Daher haben wir alle modifizierten Nukleotide für die Anwendung zur Detektion von RNA-
Modifikationen in Verbindung mit der KlenTaq Mutante RT-KTq2 getestet. Wie wir bereits beobachten konnten, nahm die Einbaueffizienz der modifizierten Nukleotide mit zunehmender Größe der Modifikationen ab. Manche Nukleotide konnten auch nach deutlicher Erhöhung der DNA-Polymerasen Konzentration nicht eingebaut werden. Interessanterweise konnte bereits für das unmodifizierte dGMP ein 1.42 höherer Einbau gegenüber C als gegenüber 2´-OMe-C beobachtet werden. Die höchste Diskriminierung (Faktor 7.40) konnte allerdings durch den Einbau des Nukleotids 3 erzielt werden.
Wiederum wurden alle Nukleotide bevorzugt gegenüber dem unmodifizierten C eingebaut.
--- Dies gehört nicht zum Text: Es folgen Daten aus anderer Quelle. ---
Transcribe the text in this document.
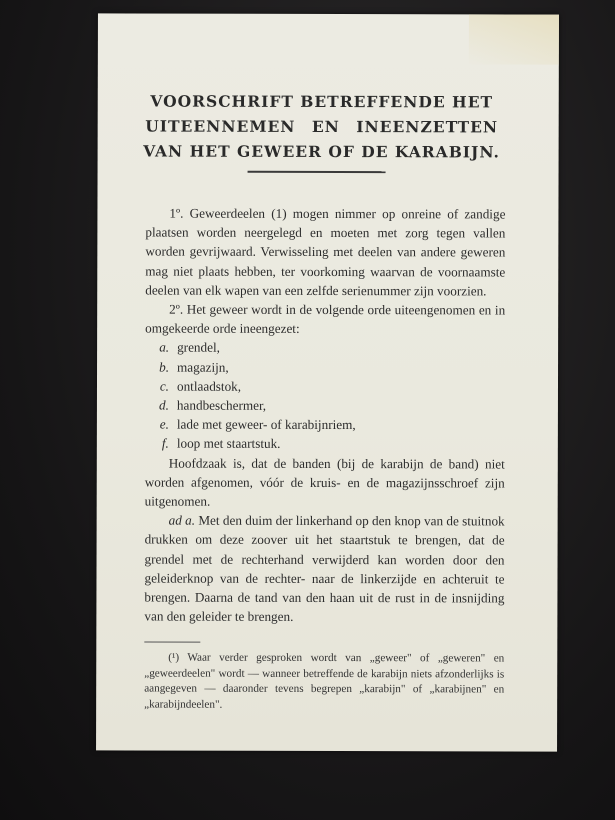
VOORSCHRIFT BETREFFENDE HET
UITEENNEMEN EN INEENZETTEN
VAN HET GEWEER OF DE KARABIJN.

1º. Geweerdeelen (1) mogen nimmer op onreine of zandige plaatsen worden neergelegd en moeten met zorg tegen vallen worden gevrijwaard. Verwisseling met deelen van andere geweren mag niet plaats hebben, ter voorkoming waarvan de voornaamste deelen van elk wapen van een zelfde serienummer zijn voorzien.

2º. Het geweer wordt in de volgende orde uiteengenomen en in omgekeerde orde ineengezet:

a. grendel,
b. magazijn,
c. ontlaadstok,
d. handbeschermer,
e. lade met geweer- of karabijnriem,
f. loop met staartstuk.

Hoofdzaak is, dat de banden (bij de karabijn de band) niet worden afgenomen, vóór de kruis- en de magazijnsschroef zijn uitgenomen.

ad a. Met den duim der linkerhand op den knop van de stuitnok drukken om deze zoover uit het staartstuk te brengen, dat de grendel met de rechterhand verwijderd kan worden door den geleiderknop van de rechter- naar de linkerzijde en achteruit te brengen. Daarna de tand van den haan uit de rust in de insnijding van den geleider te brengen.

(¹) Waar verder gesproken wordt van „geweer" of „geweren" en „geweerdeelen" wordt — wanneer betreffende de karabijn niets afzonderlijks is aangegeven — daaronder tevens begrepen „karabijn" of „karabijnen" en „karabijndeelen".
Eine weitere wichtige RNA-Modifikation, Pseudouridin Ψ, konnte mittlerweile mit verschiedenen menschlichen Krankheiten assoziiert werden. Daher sind auch zur Detektion dieser Modifikationen einfache und robuste Methoden von Nöten. Da bereits erkannt wurde, dass in 6-Position modifizierte Nukleotide bevorzugt gegenüber von T eingebaut werden, wurden diese Nukleotide auch in Bezug auf die Detektion von Ψ untersucht. Nicht alle modifizierten Nukleotide konnten von RT-KTq2 gegenüber von U oder Ψ eingebaut werden. Die Nukleotide, die eingebaut wurden zeigten jedoch sehr interessante Effekte. Derivate, welche der Struktur von dATP und dessen H-Brücken Basenpaarungsmuster mehr glichen als dem von dGTP zeigten einen bevorzugten Einbau gegenüber von U. Andere Nukleotide hingegen bewiesen einen bevorzugten Umsatz gegenüber von Ψ. Dies ist somit das erste Mal, dass ein effektiverer Einbau eines Nukleotides gegenüber einer Nukleinsäure-
Modifikation und somit eine invertierte Diskriminierung beobacht werden konnte. Nachdem diese Effekte durch steady-state Kinetiken verifiziert werden konnten, erwies sich Nukleotid 9n mit einem 15-fach effektiverem Umsatz gegenüber Ψ als gegenüber U als vielversprechendstes Derivat. Diese beachtliche Diskriminierung konnte im Folgenden für die Entwicklung einer neuartigen Detektionsmethode auf artifizieller RNA eingesetzt werden. Um diese sehr viel versprechende Methode auf RNA Extrakte übertragen zu können, müssen jedoch noch einige Untersuchungen angestellt werden, da Nukleotid 9n nicht gegenüber von RNA Extrakten als Templat umgesetzt werden konnte.
5. Zusammenfassung 100
Zusammenfassend wurde eine Vielzahl an verschiedenartig modifizierten Nukleotiden synthetisiert und ihre Einbaueffizienzen durch DNA Polymerasen gegenüber unterschiedlicher Nukleinsäure-
Modifikationen getestet. Da die biologische Auswirkung dieser Nukleinsäure-Modifikationen zurzeit intensiv untersucht wird, sehe ich ein sehr großes Potential in der Anwendung dieses Ansatzes zur Detektion von modifizierten Nukleotiden in DNA, wie auch in RNA.